In her first live TV event of the 2017 election campaign, Theresa May was subjected to heckling, jeers and open ridicule for her range of answers on things like cuts to the NHS, schools and broken promises on immigration. And it was real-life police officers, teachers and midwives who put the PM on the spot most.

One of the most dramatic moments came in response to May claiming “nobody can guarantee a per pupil funding increase. The Labour party’s manifesto, we know the figures don’t add up…” At that point the exasperated audience yelled “It’s costed!” “Look at your own figures!” and “You’ve clearly failed”. One bloke actually mouthed the word ‘bollocks’.

It was moment that actually summed up the public’s irritation at being taken for fools in this election. Despite the volatility of modern politics, it confirmed that some normal rules still apply. One of those is that even a ‘new’ Prime Minister can’t escape her party’s record if her party has been in power for seven years. The other is that the PM can’t escape her party no matter how much she wants to have a ‘Presidential’ contest. Oh, and tribal loyalties to party are still strong.
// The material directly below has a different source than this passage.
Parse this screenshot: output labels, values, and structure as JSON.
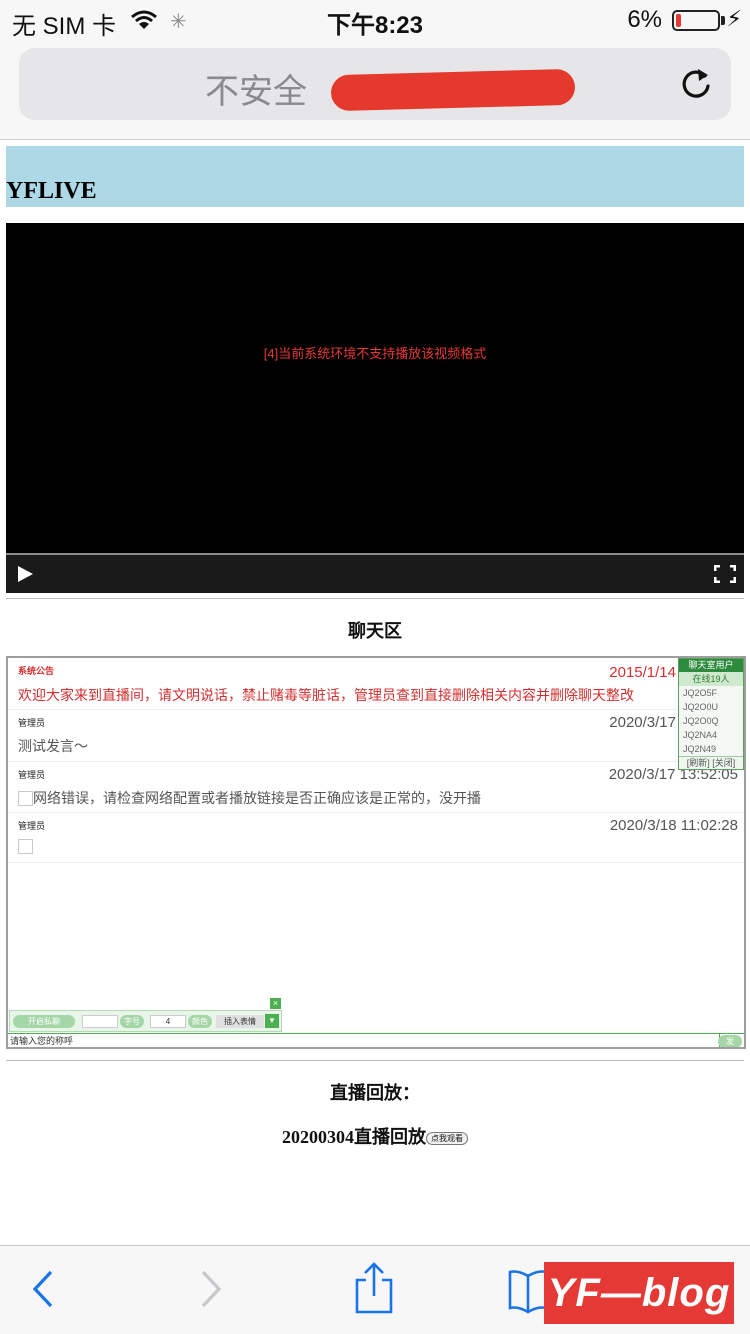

And the perhaps the strangest thing of all in this campaign has been the way May approved a social care policy that fuelled rather than dispelled her very own coinage of the Tories’ image as ‘the nasty party’. Last night 89-year-old Philip Webster, a working class homeowner with a proud regimental badge, made the PM squirm as he asked why she wanted a ‘dementia tax’ to stop his children inheriting his home. Not capping care costs was a piece of policy tat the grey vote (and Tory canvassers) spotted swiftly.

Yet note too that although pensioner Philip was not happy with May’s answer, he said afterwards that he would still vote for her. We picked up a similar sentiment in this week’s HuffPost-Edelman focus group, with former Lib Dem voters in Watford saying how much they loathed the social care plan but would still stick with the Tories. The U-turn was messy but things could have been even worse if Lynton Crosby (and co-chief of staff Fiona Hill) hadn’t scraped that barnacle off the boat.

There was no game-changer last night for either side (and it looks like a 1950s two-horse race these days, something else that helps Labour). May’s evasive, robotic answers, plus Corbyn beating expectations, could just solidify the polls where they are. And it’s worth remembering that on most polls, the Tories would increase their majority to possibly 75. Pollster Rob Hayward said yesterday “I doubt 30 seats was what Theresa May would have hoped for but we’re still talking about a large majority.” As ever, the numbers are what matter most.

2) BREXIT TRUMP CARD

At a rally in Twickenham yesterday, I asked the PM if she was ‘relaunching’ her election campaign a week after the social care U-turn. She denied it, saying she was doing “exactly what I’ve been doing up and down the country” in recent weeks. Except she wasn’t. And the placards behind her told the story. Gone were the ‘strong and stable leadership’ mottos and instead were ‘The Best Brexit Deal’ and ‘A Strong Economy’.

Daily Mail sketchwriter Quentin Letts even asked “I don’t mean to be rude but you seem to be a bit of a glumbucket.” May’s Death Star death stare was so strong it could have demolished several small planets. Yet the jibe did allow her to switch back to her main theme that she had called the election for the serious business of getting a bigger mandate for Brexit and that’s what she would do.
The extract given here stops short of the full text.